第38話 アイル来訪
東向島駅から浅草に戻ろうとホームに出ると、ちょうど特急「スペーシアX4号」が通過するところだった。
「パァーン!」と言う電子警笛が聞こえ、白地のN100系特急電車が通過するかと思った。
先頭6号車が通過した後、5号車と続くのだが、4号車のタイミングで列車の姿が変わった。ぶどう色の電車になったのだ。
(デハ10系―。幻覚か?)
ふと、東京スカイツリーを見上げる。空は澄み渡って晴れているのに、上の部分がやはりぼやけているのだ。
後から来た東武10000系の普通列車に乗り浅草駅に向かう。
ロングシートに座って一息つくと、車内の雰囲気が変わった。
木目調の車内に、白熱電球の照明。
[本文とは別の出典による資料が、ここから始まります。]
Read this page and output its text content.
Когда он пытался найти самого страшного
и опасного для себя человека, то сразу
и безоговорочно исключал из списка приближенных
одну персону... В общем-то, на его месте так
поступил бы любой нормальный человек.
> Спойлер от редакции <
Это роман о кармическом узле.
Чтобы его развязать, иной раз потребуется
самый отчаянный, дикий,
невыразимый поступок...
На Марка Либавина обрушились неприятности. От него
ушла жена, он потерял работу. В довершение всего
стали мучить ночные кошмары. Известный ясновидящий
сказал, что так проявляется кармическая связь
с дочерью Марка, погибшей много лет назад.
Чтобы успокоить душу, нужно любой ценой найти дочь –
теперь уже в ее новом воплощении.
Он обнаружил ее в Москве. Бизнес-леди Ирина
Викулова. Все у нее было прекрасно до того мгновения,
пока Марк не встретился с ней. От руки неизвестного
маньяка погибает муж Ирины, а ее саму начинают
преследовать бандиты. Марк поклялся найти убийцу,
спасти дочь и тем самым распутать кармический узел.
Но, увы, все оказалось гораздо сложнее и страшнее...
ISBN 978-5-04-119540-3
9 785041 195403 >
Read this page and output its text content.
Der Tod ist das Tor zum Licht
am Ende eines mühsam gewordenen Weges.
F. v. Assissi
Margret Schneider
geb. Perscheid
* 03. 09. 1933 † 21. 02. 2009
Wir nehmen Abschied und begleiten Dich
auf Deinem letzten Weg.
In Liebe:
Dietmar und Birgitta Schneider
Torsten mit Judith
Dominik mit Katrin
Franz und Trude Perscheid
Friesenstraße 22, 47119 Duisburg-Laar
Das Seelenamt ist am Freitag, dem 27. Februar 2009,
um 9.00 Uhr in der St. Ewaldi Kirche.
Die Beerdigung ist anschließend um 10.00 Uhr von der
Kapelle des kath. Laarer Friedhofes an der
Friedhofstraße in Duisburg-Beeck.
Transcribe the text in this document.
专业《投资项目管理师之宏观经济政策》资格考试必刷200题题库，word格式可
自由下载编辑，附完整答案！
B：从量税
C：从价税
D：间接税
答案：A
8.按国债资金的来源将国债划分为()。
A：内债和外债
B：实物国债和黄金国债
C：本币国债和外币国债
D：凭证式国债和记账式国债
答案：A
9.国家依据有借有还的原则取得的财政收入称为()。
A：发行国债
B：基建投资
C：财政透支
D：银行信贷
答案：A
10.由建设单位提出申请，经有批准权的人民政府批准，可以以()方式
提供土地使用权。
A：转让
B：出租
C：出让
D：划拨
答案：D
そして、青色のビロードを張ったロングシートは、スプリングがやけに弾む。
「ミャンミャンミャン」と、吊り掛けモーター特有の音がする。
「ゴゴンゴン!」と、隅田川を渡って浅草駅に着くと、先ほどのデハ10系がいる。そして、ルナが乗って来た普通列車は、東武博物館に展示されているデハ1系と同じ物。いや、デハ1系そのものだったのだ。
(まさか―)
改札口に向かっていくと、紅い着物の女の子とえんじ色のスーツ姿の女性。
「アイルさん!」
ルナはアイルを見付けて声をかけた。
「あらぁー。」
アイルは振り返った。
「お母様の付き添いです。これから東京天文台に向かいますの。その際、ルナの住まいに突撃してあげようと思ったのですが―。」
アイルはくすぐったそうに笑った。
「突撃なんて―。不摂生な食事しかしていないであろうルナに、まともな夕食をと―。ご迷惑でしたか?」
里緒菜が言うのに「いいえ。迷惑ではないです」と答えた。
「では、ルナも一緒に天文台へ行きましょう!」
アイルに引かれて、里緒菜と共に向かった先は浅草駅前の都電の駅だった。
都電など、もう荒川線しかないのに。
路面電車で吾妻橋を渡って、着いた場所はルナの高校だったがルナの高校の校舎の最上階に塔望遠鏡が設置されており、これが里緒菜の言う東京天文台だというのだ。
「正確には、東京天文台吾妻橋分室ね。本体があるのは―。」
と、里緒菜が言うが、本体がある場所はやはり、東京天文大学だった。
「ルナの無念の同情から好きになったのではないですよ。」
アイルは微笑む。どうやら、アイルはルナが天文大学に経済的事情と奨学金制度の改変で進学不能になった事まで知っているらしい。
分室を後に、東京天文台へ行くと言う里緒菜に、ルナもついて行こうとした。
だが里緒菜は天文学の定例会の他、久しぶりに筑波山観測所に居る天文学者仲間と呑み倒すと言う。
「明日の夕方の列車で帰りますが、今夜はアイルがルナと一緒に居たいと言うので―。」
と言って、ルナの同行を認めず、アイルを連れて、上野駅近くにあるルナの住まいへ帰るハメになった。